Search code examples
mongodbmongoengineflask-mongoengine

MongoEngine - How to deference a List Field efficiently when converting to json


class Parent(document):
    name = StringField()
    children = ListField(ReferenceField('Child'))

class Child(document):
    name = StringField()
    parents = ListField(ReferenceField(Parent))

@app.route('/home/')
def home():
    parents = Parent.objects.all()
    return render_template('home.html', items=parents)

I have two collections similar to that above, which maintain a many to many relationship.

In the template with Angular, I'm setting a javascript variable to a list of Parents like so:

$scope.items = {{ parents|tojson }};

This results in an array of Parents who'se chilren are an array of Object Ids (references), as opposed to dereferenced child objects:

$scope.items = [{'$oid': '123', 'name': 'foo', 'children': [{'$oid': '456'}]}];

I want this angular object to contain all of the dereferenced children. Is there an efficient way to do this?

So far, this is the only approach that to works for me, at O(n^3). I've minimized the list comprehensions for clarity. The multiple obj['_id'] = {'$oid': str(obj['_id']} are necessary to convert the ObjectId to something that can be serialized to json.

@app.route('/home/')
def home():
    parents = Parent.objects.all()
    temps = []
    for parent in parents:
        p = parent.to_mongo()
        # At this point, the children of parent and p are references only
        p['_id'] = {'$oid': str(p['_id'])
        temp_children = []
        for child in parent.children:
            # Now the child is dereferenced
            c = child.to_mongo()
            c['_id'] = {$oid': str(c['_id'])}
            # Children have links back to Parent. Keep these as references.
            c['parents'] = [{'oid': str(parent_ref)} for parent_ref in c['parents']]
            temp_children.append(c)

        p['children'] = temp_children
        temps.append(parent.to_mongo())

    return render_template('home.html', items=temps)            

The following do not work but result in non-dereferenced children:

json.loads(json.dumps(accounts))

Solution

  • Because you are only storing the children as references then you are always going to have to go back to the server to dereference them when using the QuerySet.all method as you are above. The folks at mongodb know that this is a big performance problem when using drivers like pymongo so they have an aggregation framework to allow you to do the dereferencing on the server.

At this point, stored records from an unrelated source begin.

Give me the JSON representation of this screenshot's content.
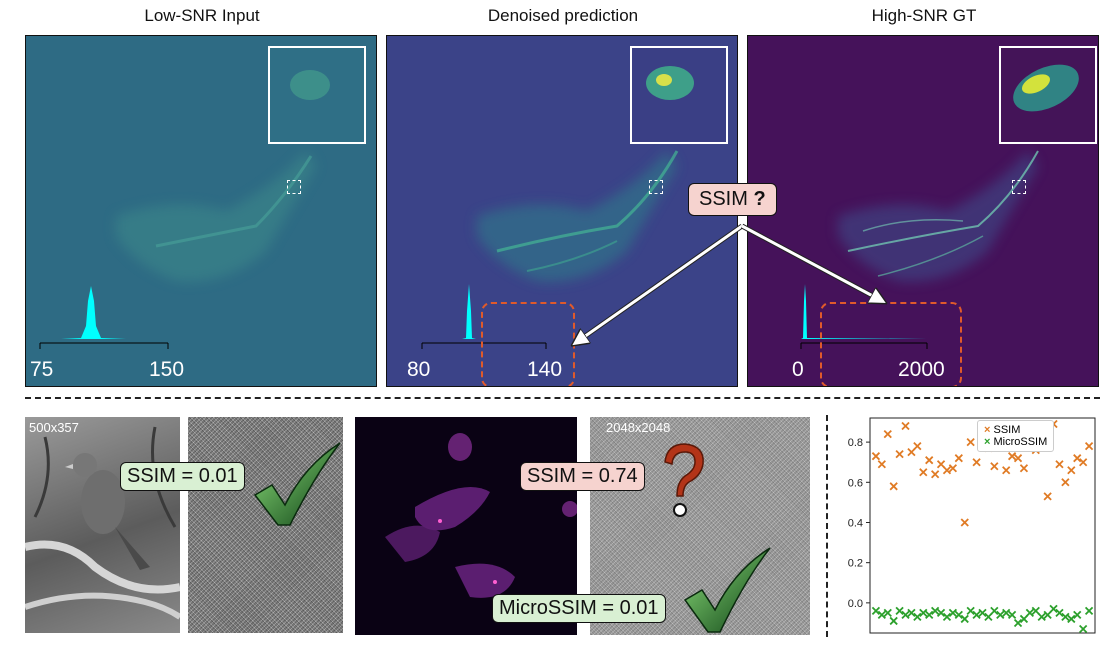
{
  "top_row": {
    "panels": [
      {
        "title": "Low-SNR Input",
        "axis_ticks": [
          "75",
          "150"
        ]
      },
      {
        "title": "Denoised prediction",
        "axis_ticks": [
          "80",
          "140"
        ]
      },
      {
        "title": "High-SNR GT",
        "axis_ticks": [
          "0",
          "2000"
        ]
      }
    ],
    "callout": {
      "text": "SSIM",
      "mark": "?"
    }
  },
  "bottom_row": {
    "example1": {
      "dims": "500x357",
      "ssim_label": "SSIM = 0.01",
      "verdict_icon": "check-icon"
    },
    "example2": {
      "dims": "2048x2048",
      "ssim_label": "SSIM = 0.74",
      "microssim_label": "MicroSSIM = 0.01",
      "ssim_icon": "question-icon",
      "microssim_icon": "check-icon"
    }
  },
  "colors": {
    "ssim": "#e07b25",
    "microssim": "#2ca02c",
    "cyan": "#00ffff",
    "dash_red": "#e05a2b"
  },
  "chart_data": {
    "type": "scatter",
    "ylim": [
      -0.15,
      0.92
    ],
    "yticks": [
      "0.8",
      "0.6",
      "0.4",
      "0.2",
      "0.0"
    ],
    "grid": false,
    "legend_position": "top-right",
    "series": [
      {
        "name": "SSIM",
        "marker": "x",
        "x": [
          1,
          2,
          3,
          4,
          5,
          6,
          7,
          8,
          9,
          10,
          11,
          12,
          13,
          14,
          15,
          16,
          17,
          18,
          19,
          20,
          21,
          22,
          23,
          24,
          25,
          26,
          27,
          28,
          29,
          30,
          31,
          32,
          33,
          34,
          35,
          36,
          37
        ],
        "y": [
          0.73,
          0.69,
          0.84,
          0.58,
          0.74,
          0.88,
          0.75,
          0.78,
          0.65,
          0.71,
          0.64,
          0.69,
          0.66,
          0.67,
          0.72,
          0.4,
          0.8,
          0.7,
          0.82,
          0.77,
          0.68,
          0.78,
          0.66,
          0.73,
          0.72,
          0.67,
          0.79,
          0.76,
          0.83,
          0.53,
          0.89,
          0.69,
          0.6,
          0.66,
          0.72,
          0.7,
          0.78
        ]
      },
      {
        "name": "MicroSSIM",
        "marker": "x",
        "x": [
          1,
          2,
          3,
          4,
          5,
          6,
          7,
          8,
          9,
          10,
          11,
          12,
          13,
          14,
          15,
          16,
          17,
          18,
          19,
          20,
          21,
          22,
          23,
          24,
          25,
          26,
          27,
          28,
          29,
          30,
          31,
          32,
          33,
          34,
          35,
          36,
          37
        ],
        "y": [
          -0.04,
          -0.06,
          -0.05,
          -0.09,
          -0.04,
          -0.06,
          -0.05,
          -0.07,
          -0.05,
          -0.06,
          -0.04,
          -0.05,
          -0.07,
          -0.05,
          -0.06,
          -0.08,
          -0.04,
          -0.06,
          -0.05,
          -0.07,
          -0.04,
          -0.06,
          -0.05,
          -0.06,
          -0.1,
          -0.08,
          -0.05,
          -0.04,
          -0.07,
          -0.06,
          -0.03,
          -0.05,
          -0.07,
          -0.08,
          -0.06,
          -0.13,
          -0.04
        ]
      }
    ]
  }
}
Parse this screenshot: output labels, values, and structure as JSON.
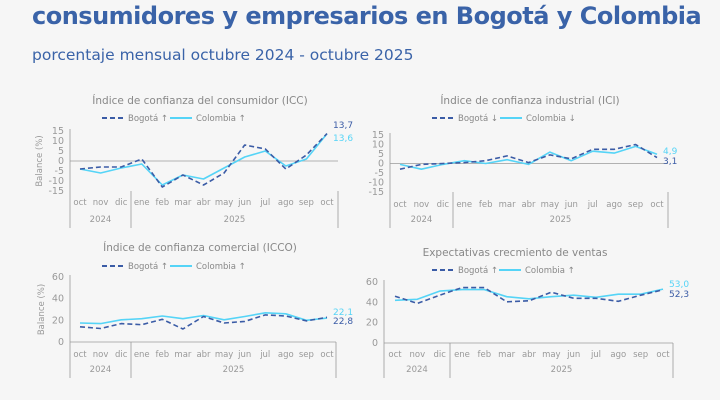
{
  "header": {
    "title": "consumidores y empresarios en Bogotá y Colombia",
    "subtitle": "porcentaje mensual octubre 2024 - octubre 2025"
  },
  "colors": {
    "bogota": "#3b5ca6",
    "colombia": "#55d4f7",
    "axis": "#9a9a9a",
    "text": "#8a8a8a"
  },
  "chart_data": [
    {
      "type": "line",
      "title": "Índice de confianza del consumidor (ICC)",
      "ylabel": "Balance (%)",
      "ylim": [
        -15,
        15
      ],
      "yticks": [
        "15",
        "10",
        "5",
        "0",
        "-5",
        "-10",
        "-15"
      ],
      "categories": [
        "oct",
        "nov",
        "dic",
        "ene",
        "feb",
        "mar",
        "abr",
        "may",
        "jun",
        "jul",
        "ago",
        "sep",
        "oct"
      ],
      "years": [
        "2024",
        "2025"
      ],
      "series": [
        {
          "name": "Bogotá ↑",
          "style": "dashed",
          "values": [
            -4,
            -3,
            -3,
            1,
            -13,
            -7,
            -12,
            -6,
            8,
            6,
            -4,
            3,
            13.7
          ],
          "end_label": "13,7"
        },
        {
          "name": "Colombia ↑",
          "style": "solid",
          "values": [
            -4,
            -6,
            -3.5,
            -1.5,
            -12,
            -7,
            -9,
            -3.5,
            2,
            5,
            -2.5,
            1,
            13.6
          ],
          "end_label": "13,6"
        }
      ]
    },
    {
      "type": "line",
      "title": "Índice de confianza industrial (ICI)",
      "ylabel": "",
      "ylim": [
        -15,
        15
      ],
      "yticks": [
        "15",
        "10",
        "5",
        "0",
        "-5",
        "-10",
        "-15"
      ],
      "categories": [
        "oct",
        "nov",
        "dic",
        "ene",
        "feb",
        "mar",
        "abr",
        "may",
        "jun",
        "jul",
        "ago",
        "sep",
        "oct"
      ],
      "years": [
        "2024",
        "2025"
      ],
      "series": [
        {
          "name": "Bogotá ↓",
          "style": "dashed",
          "values": [
            -3,
            -0.5,
            0,
            0.5,
            1.5,
            4,
            0.5,
            4.5,
            2.5,
            7.5,
            7.5,
            10,
            3.1
          ],
          "end_label": "3,1"
        },
        {
          "name": "Colombia ↓",
          "style": "solid",
          "values": [
            -0.5,
            -3,
            -0.5,
            1.5,
            0,
            2,
            -0.5,
            6,
            1.5,
            6.5,
            5.5,
            9,
            4.9
          ],
          "end_label": "4,9"
        }
      ]
    },
    {
      "type": "line",
      "title": "Índice de confianza comercial (ICCO)",
      "ylabel": "Balance (%)",
      "ylim": [
        0,
        60
      ],
      "yticks": [
        "60",
        "40",
        "20",
        "0"
      ],
      "categories": [
        "oct",
        "nov",
        "dic",
        "ene",
        "feb",
        "mar",
        "abr",
        "may",
        "jun",
        "jul",
        "ago",
        "sep",
        "oct"
      ],
      "years": [
        "2024",
        "2025"
      ],
      "series": [
        {
          "name": "Bogotá ↑",
          "style": "dashed",
          "values": [
            14,
            12.5,
            17,
            16,
            21,
            12,
            23.5,
            17.5,
            19,
            25,
            24,
            19.5,
            22.8
          ],
          "end_label": "22,8"
        },
        {
          "name": "Colombia ↑",
          "style": "solid",
          "values": [
            17.5,
            17,
            20.5,
            21.5,
            24,
            21.5,
            24.5,
            20.5,
            23.5,
            27,
            26,
            20,
            22.1
          ],
          "end_label": "22,1"
        }
      ]
    },
    {
      "type": "line",
      "title": "Expectativas crecmiento de ventas",
      "ylabel": "",
      "ylim": [
        0,
        60
      ],
      "yticks": [
        "60",
        "40",
        "20",
        "0"
      ],
      "categories": [
        "oct",
        "nov",
        "dic",
        "ene",
        "feb",
        "mar",
        "abr",
        "may",
        "jun",
        "jul",
        "ago",
        "sep",
        "oct"
      ],
      "years": [
        "2024",
        "2025"
      ],
      "series": [
        {
          "name": "Bogotá ↑",
          "style": "dashed",
          "values": [
            46,
            39,
            47,
            54.5,
            54.5,
            40.5,
            41.5,
            50,
            44,
            44,
            41,
            47,
            52.3
          ],
          "end_label": "52,3"
        },
        {
          "name": "Colombia ↑",
          "style": "solid",
          "values": [
            42,
            43,
            51,
            52.5,
            52.5,
            45.5,
            43.5,
            45.5,
            47,
            45,
            48,
            48,
            53.0
          ],
          "end_label": "53,0"
        }
      ]
    }
  ]
}
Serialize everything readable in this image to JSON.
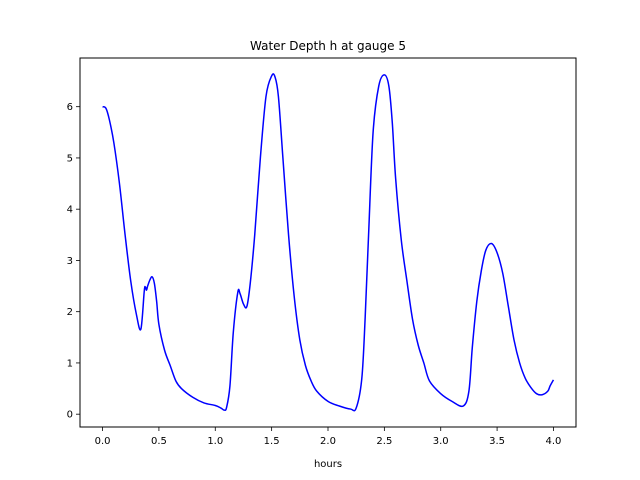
{
  "chart_data": {
    "type": "line",
    "title": "Water Depth h at gauge 5",
    "xlabel": "hours",
    "ylabel": "",
    "xlim": [
      -0.2,
      4.2
    ],
    "ylim": [
      -0.25,
      6.95
    ],
    "xticks": [
      0.0,
      0.5,
      1.0,
      1.5,
      2.0,
      2.5,
      3.0,
      3.5,
      4.0
    ],
    "xtick_labels": [
      "0.0",
      "0.5",
      "1.0",
      "1.5",
      "2.0",
      "2.5",
      "3.0",
      "3.5",
      "4.0"
    ],
    "yticks": [
      0,
      1,
      2,
      3,
      4,
      5,
      6
    ],
    "ytick_labels": [
      "0",
      "1",
      "2",
      "3",
      "4",
      "5",
      "6"
    ],
    "grid": false,
    "series": [
      {
        "color": "#0000ff",
        "x": [
          0.0,
          0.03,
          0.06,
          0.1,
          0.15,
          0.2,
          0.25,
          0.3,
          0.34,
          0.37,
          0.38,
          0.39,
          0.4,
          0.42,
          0.44,
          0.46,
          0.48,
          0.5,
          0.55,
          0.6,
          0.65,
          0.7,
          0.8,
          0.9,
          1.0,
          1.05,
          1.08,
          1.1,
          1.13,
          1.16,
          1.2,
          1.22,
          1.25,
          1.28,
          1.31,
          1.35,
          1.4,
          1.45,
          1.5,
          1.53,
          1.56,
          1.6,
          1.65,
          1.7,
          1.75,
          1.8,
          1.85,
          1.9,
          2.0,
          2.1,
          2.2,
          2.25,
          2.3,
          2.33,
          2.36,
          2.4,
          2.45,
          2.5,
          2.54,
          2.57,
          2.6,
          2.65,
          2.7,
          2.75,
          2.8,
          2.85,
          2.9,
          3.0,
          3.1,
          3.2,
          3.25,
          3.28,
          3.32,
          3.36,
          3.4,
          3.45,
          3.5,
          3.55,
          3.6,
          3.65,
          3.7,
          3.75,
          3.8,
          3.85,
          3.9,
          3.95,
          3.97,
          4.0
        ],
        "y": [
          6.0,
          5.97,
          5.75,
          5.3,
          4.5,
          3.5,
          2.6,
          1.95,
          1.66,
          2.4,
          2.48,
          2.42,
          2.5,
          2.62,
          2.68,
          2.55,
          2.2,
          1.75,
          1.25,
          0.95,
          0.65,
          0.5,
          0.33,
          0.22,
          0.17,
          0.12,
          0.08,
          0.13,
          0.55,
          1.6,
          2.38,
          2.35,
          2.15,
          2.1,
          2.55,
          3.5,
          5.0,
          6.2,
          6.6,
          6.58,
          6.2,
          5.0,
          3.5,
          2.3,
          1.45,
          0.95,
          0.65,
          0.45,
          0.25,
          0.16,
          0.1,
          0.12,
          0.7,
          1.9,
          3.5,
          5.5,
          6.4,
          6.62,
          6.4,
          5.7,
          4.6,
          3.4,
          2.6,
          1.85,
          1.35,
          1.0,
          0.65,
          0.4,
          0.25,
          0.16,
          0.45,
          1.3,
          2.2,
          2.8,
          3.2,
          3.33,
          3.15,
          2.75,
          2.1,
          1.45,
          1.0,
          0.7,
          0.52,
          0.4,
          0.38,
          0.45,
          0.55,
          0.67
        ]
      }
    ]
  }
}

    The documentation for using this with mongoengine is pretty poor but a look at the unit tests in the mongoengine source help to fill in the blanks.

    With help from this answer and if you are using mongodb 3.2 or later then you can achieve what you are looking to do as follows:

    import mongoengine as db
    from bson.json_util import dumps
    
    class Parent(db.Document):
        name = db.StringField()
        children = db.ListField(db.ReferenceField('Child'))
    
    
    class Child(db.Document):
        name = db.StringField()
        parents = db.ListField(db.ReferenceField(Parent))
    
    
    pipeline = [{"$unwind": "$children"},
                {"$lookup":
                     {"from": "child",
                      "localField": "children",
                      "foreignField": "_id",
                      "as": "children"
                      }
                 },
                {"$group": {
                    "_id": "$_id",
                    "name": {"$first": "$name"},
                    "children": {"$push": "$children"}
                }
                }
                ]
    
    
    @app.route('/home/')
    def home():
        parents = []
        for p in Parent.objects.aggregate(*pipeline):
            parents.append(p)
        items= dumps(parents)
        return render_template('home.html', items=items)
    

    Then in your home.html you only need:

    $scope.items = {{ items }};
    

    The basic steps in the pipeline here are:

    1. Unwind the children: make a separate document for every child element in the children array
    2. Lookup the children: go to the child collection and lookup based on the _id and store the result in a children field on each document. Essentially replacing the ObjectID with the matching document.
    3. Group the results: by _id and include the name based on the first item in the grouping and push all the children fields into a field named children

    $lookup is only available from mongodb 3.2 and if you need to run an early version of mongodb then you'll have no choice but to make multiple queries. Also, $lookup won't work on sharded collections.